The bad news is that genetic repositories are still a factor of 10-100 short of having enough cancer patients to draw statistically significant results. The reason to include so many patients is that cancer tumors are notoriously varied; most are unique, so it takes numerous samples to make real progress. Here are obstacles to collecting that valuable exabyte, despite the storage itself being affordable:
- Who would pay? Like the chicken-versus-the-egg debate, we don't yet have conclusive data that show how genetic information leads to effective therapies for most cancers. Thus, despite lower costs, insurance companies won't pay for sequencing. Although many believe it would yield bountiful insights, we can't prove it.

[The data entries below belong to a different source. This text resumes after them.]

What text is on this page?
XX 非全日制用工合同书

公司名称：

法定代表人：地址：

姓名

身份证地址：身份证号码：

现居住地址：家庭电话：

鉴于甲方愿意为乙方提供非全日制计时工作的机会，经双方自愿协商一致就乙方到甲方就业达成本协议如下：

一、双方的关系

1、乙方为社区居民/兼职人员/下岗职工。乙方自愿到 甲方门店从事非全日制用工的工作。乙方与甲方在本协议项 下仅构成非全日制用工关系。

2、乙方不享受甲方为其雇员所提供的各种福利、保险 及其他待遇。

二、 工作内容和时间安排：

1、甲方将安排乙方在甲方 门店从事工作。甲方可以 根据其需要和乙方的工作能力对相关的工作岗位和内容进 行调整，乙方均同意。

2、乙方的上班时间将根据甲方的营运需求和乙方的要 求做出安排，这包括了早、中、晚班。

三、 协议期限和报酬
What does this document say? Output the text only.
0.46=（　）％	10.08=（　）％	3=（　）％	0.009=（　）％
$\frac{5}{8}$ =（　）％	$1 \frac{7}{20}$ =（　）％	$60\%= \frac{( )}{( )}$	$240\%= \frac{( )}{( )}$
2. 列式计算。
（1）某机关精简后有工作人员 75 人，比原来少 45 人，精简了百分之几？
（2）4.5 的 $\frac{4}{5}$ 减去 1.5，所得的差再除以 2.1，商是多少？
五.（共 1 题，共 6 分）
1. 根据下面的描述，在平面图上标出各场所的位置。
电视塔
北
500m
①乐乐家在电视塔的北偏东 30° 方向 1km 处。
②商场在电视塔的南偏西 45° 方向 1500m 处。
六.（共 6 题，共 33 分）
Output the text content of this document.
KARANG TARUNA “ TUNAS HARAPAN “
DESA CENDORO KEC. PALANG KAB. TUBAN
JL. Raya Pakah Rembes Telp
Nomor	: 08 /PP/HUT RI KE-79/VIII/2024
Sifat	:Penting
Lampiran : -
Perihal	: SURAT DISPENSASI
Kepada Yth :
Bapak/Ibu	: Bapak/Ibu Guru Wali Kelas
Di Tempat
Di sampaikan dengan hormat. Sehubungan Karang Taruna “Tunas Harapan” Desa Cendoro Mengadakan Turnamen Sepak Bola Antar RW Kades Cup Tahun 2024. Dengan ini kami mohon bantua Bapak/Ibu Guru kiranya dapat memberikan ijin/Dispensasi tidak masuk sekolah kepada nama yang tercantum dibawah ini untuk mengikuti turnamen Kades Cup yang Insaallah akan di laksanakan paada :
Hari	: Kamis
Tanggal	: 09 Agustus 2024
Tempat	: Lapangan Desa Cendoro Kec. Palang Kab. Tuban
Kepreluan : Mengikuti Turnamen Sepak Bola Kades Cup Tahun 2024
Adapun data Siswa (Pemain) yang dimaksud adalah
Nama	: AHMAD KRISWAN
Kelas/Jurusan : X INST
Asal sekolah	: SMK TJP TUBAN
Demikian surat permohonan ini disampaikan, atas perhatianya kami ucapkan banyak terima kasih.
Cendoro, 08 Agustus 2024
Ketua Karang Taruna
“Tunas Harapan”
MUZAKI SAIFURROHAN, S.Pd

- If funding was found, would the hospitals share data? Researchers write grants to pay for the sequencing and consider the data private at least until they publish; one editorial even labels outsiders who wish to study such data "research parasites." Hospitals may also consider genetic data a proprietary advantage, as it might attract patients and researchers.
- If hospitals were willing, would they be allowed to share data? While a cancer repository will likely lead to breakthroughs, medical ethicists worry more about patient privacy. Consequently, cancer studies regularly restrict data access to the official investigators of the research grant.
As Francis Collins, Director of the National Institute of Health, said at the Davos meeting about accelerating progress on cancer: "We need that big data to be accessible. It's not enough to say that we are in a big data era for cancer. We also need to be in a big data access era."
To overcome such issues, the Global Alliance for Genomics and Health was founded in 2013 "to enable the responsible, voluntary, and secure sharing of genomic and clinical data." While 375 organizations have joined, and its working groups are active, progress has been slow. Perhaps the main impact thus far is that the community now largely believes that such data will eventually be shared.
To prepare for that revolutionary leap, we need to draft software experts immediately who can leverage advances in cloud computing and machine learning while protecting patient privacy to start building open-source tools that will enable scientists to make major inroads on cancer.
Recruitment should be easy, as there's no more inspiring endeavor than helping save the lives of your friends, your family, or yourself.